Pendant longtemps, de nombreux économistes ont pris leurs distances à l'égard de cette lecture du monde économique axée sur la « guerre ». Il y a une vingtaine d'années, Paul Krugman, spécialiste du commerce international et éditorialiste au New York Times, ne cessait de critiquer les tenants de cette vision guerrière de l'économie mondiale. Une de ses cibles favorites était le géopolitologue Edward Luttwak, par ailleurs conseiller de Bill Clinton à la Maison-Blanche, qui fut l'un des premiers à utiliser ce concept de « guerre économique », inventé à l'origine par Bernard Ésambert, conseiller industriel de Georges Pompidou. Mais l'heure n'est plus aux débats d'experts.

Car l'urgence est là. Là encore, dans cette bagarre mondiale, la France s'est peu à peu désarmée sur le plan industriel, préférant miser depuis trente ans sur une « économie de services ». Si l'affaire Alstom est devenue un tel symbole, c'est qu'elle a incarné ce désarmement industriel de la France promue par des élites économiques et politiques qui n'ont cessé durant trente ans de prêcher pour les « entreprises sans usines », cette idéologie du fabless qu'on retrouve sur le dossier Alcatel pourtant moins médiatisé. Les Américains ou les Chinois ne sont donc pas les seuls à blâmer dans la casse ou la perte de nos entreprises stratégiques : les dirigeants français ont une grande part de responsabilité. Plus généralement, il est frappant de constater que les intérêts privés se mêlent de plus en plus aux intérêts stratégiques, énergétiques et économiques des États, sans la moindre considération pour les populations.

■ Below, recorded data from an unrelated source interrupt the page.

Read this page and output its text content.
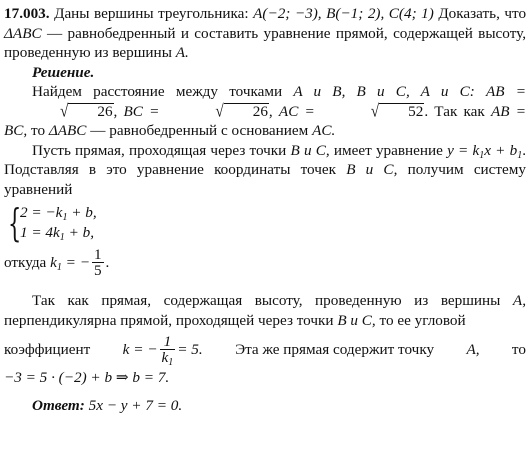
17.003. Даны вершины треугольника: A(−2; −3), B(−1; 2), C(4; 1) Доказать, что ΔABC — равнобедренный и составить уравнение прямой, содержащей высоту, проведенную из вершины A.

Решение.

Найдем расстояние между точками A и B, B и C, A и C: AB =√ 26, BC =	√ 26, AC =	√ 52. Так как AB = BC, то ΔABC — равнобедренный с основанием AC.

Пусть прямая, проходящая через точки B и C, имеет уравнение $y = k_1x + b_1$. Подставляя в это уравнение координаты точек B и C, получим систему уравнений

{
$2 = -k_1 + b$,
$1 = 4k_1 + b$,
откуда
$k_1$ = − $\frac{1}{5}$ .

Так как прямая, содержащая высоту, проведенную из вершины A, перпендикулярна прямой, проходящей через точки B и C, то ее угловой

коэффициент k = − $\frac{1}{k_1} = 5$. Эта же прямая содержит точку A, то

−3 = 5 · (−2) + b ⇒ b = 7.

Ответ: 5x − y + 7 = 0.
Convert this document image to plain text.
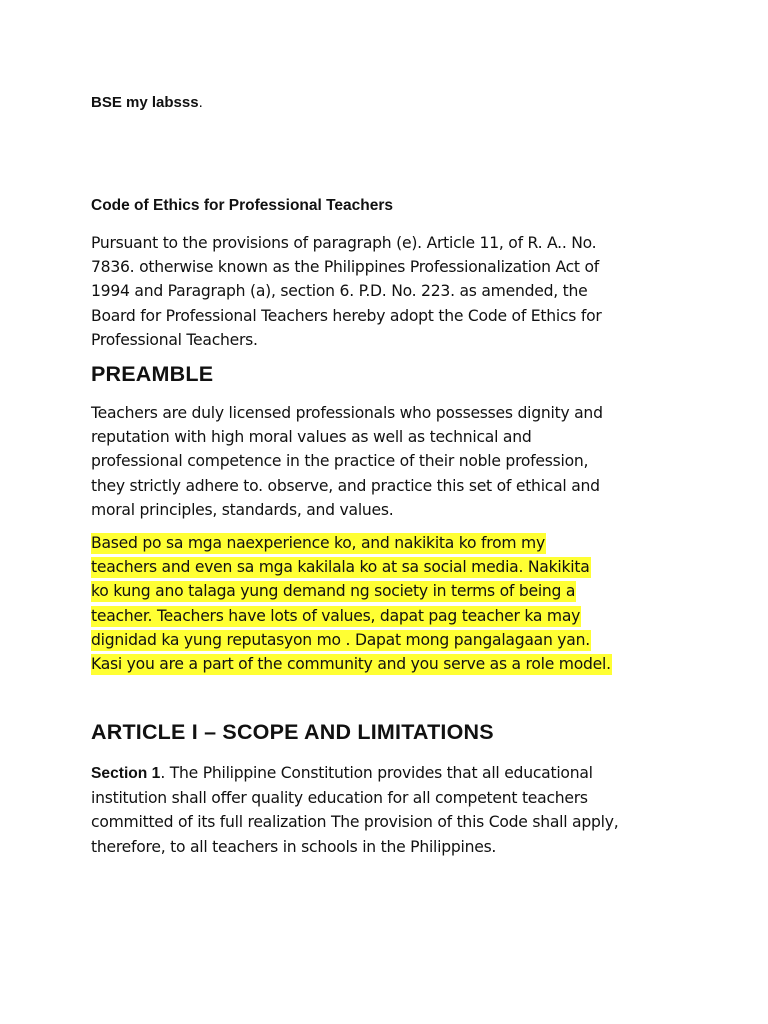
BSE my labsss.
Code of Ethics for Professional Teachers
Pursuant to the provisions of paragraph (e). Article 11, of R. A.. No.
7836. otherwise known as the Philippines Professionalization Act of
1994 and Paragraph (a), section 6. P.D. No. 223. as amended, the
Board for Professional Teachers hereby adopt the Code of Ethics for
Professional Teachers.
PREAMBLE
Teachers are duly licensed professionals who possesses dignity and
reputation with high moral values as well as technical and
professional competence in the practice of their noble profession,
they strictly adhere to. observe, and practice this set of ethical and
moral principles, standards, and values.
Based po sa mga naexperience ko, and nakikita ko from my
teachers and even sa mga kakilala ko at sa social media. Nakikita
ko kung ano talaga yung demand ng society in terms of being a
teacher. Teachers have lots of values, dapat pag teacher ka may
dignidad ka yung reputasyon mo . Dapat mong pangalagaan yan.
Kasi you are a part of the community and you serve as a role model.
ARTICLE I – SCOPE AND LIMITATIONS
Section 1. The Philippine Constitution provides that all educational
institution shall offer quality education for all competent teachers
committed of its full realization The provision of this Code shall apply,
therefore, to all teachers in schools in the Philippines.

Nous avons aujourd'hui abandonné la défense de nos intérêts et nous retrouvons dans une situation critique. Dans les débats théoriques et intellectuels d'aujourd'hui, notamment à gauche (dont la responsabilité politique est pourtant double en tant qu'héritière des forces de progrès), ou dans les mass media, on ne parle guère de la maîtrise des chaînes d'approvisionnement, de la guerre des métaux rares, pourtant aujourd'hui fondamentale à prendre en compte pour éclairer les relations internationales et le choc en cours entre les États-Unis et la Chine, et on n'évoque encore que trop superficiellement les enjeux énergétiques. On a préféré maintenir les populations et les citoyens dans un état de peur face aux menaces terroristes ou sanitaires, alors que les questions stratégiques les plus essentielles sont absentes de la discussion publique et laissées aux mains des initiés, lobbys ou autres, dans la plus totale opacité institutionnelle. « Notre peuple mérite qu'on se fie à lui et qu'on le mette dans la confidence », rappelait avec justesse l'historien Marc Bloch dans son ouvrage L'Étrange défaite.

De fait, l'enjeu n'est pas seulement celui de la souveraineté industrielle. Les emplois industriels sont avant tout un facteur de prospérité et d'équilibre social et politique : bien rémunérés, ils sont protégés par des acquis sociaux. C'est même le développement industriel qui a permis l'émergence des classes moyennes occidentales dans l'après-guerre : l'économiste Dani Rodrik y voit ainsi la « condition fondamentale de la vigueur démocratique d'un pays ». La « caste » semble l'avoir oublié. Espérons qu'il n'est pas trop tard pour interpeller nos dirigeants, qui devraient être comptables devant les citoyens de leur bilan et de leur manque d'anticipation. Sans un examen de conscience précis et circonstancié, prenant en compte la bascule du monde, notre avenir risque d'être envahi par la violence et la guerre généralisée. Ce ne serait plus une faute politique, mais un crime humain.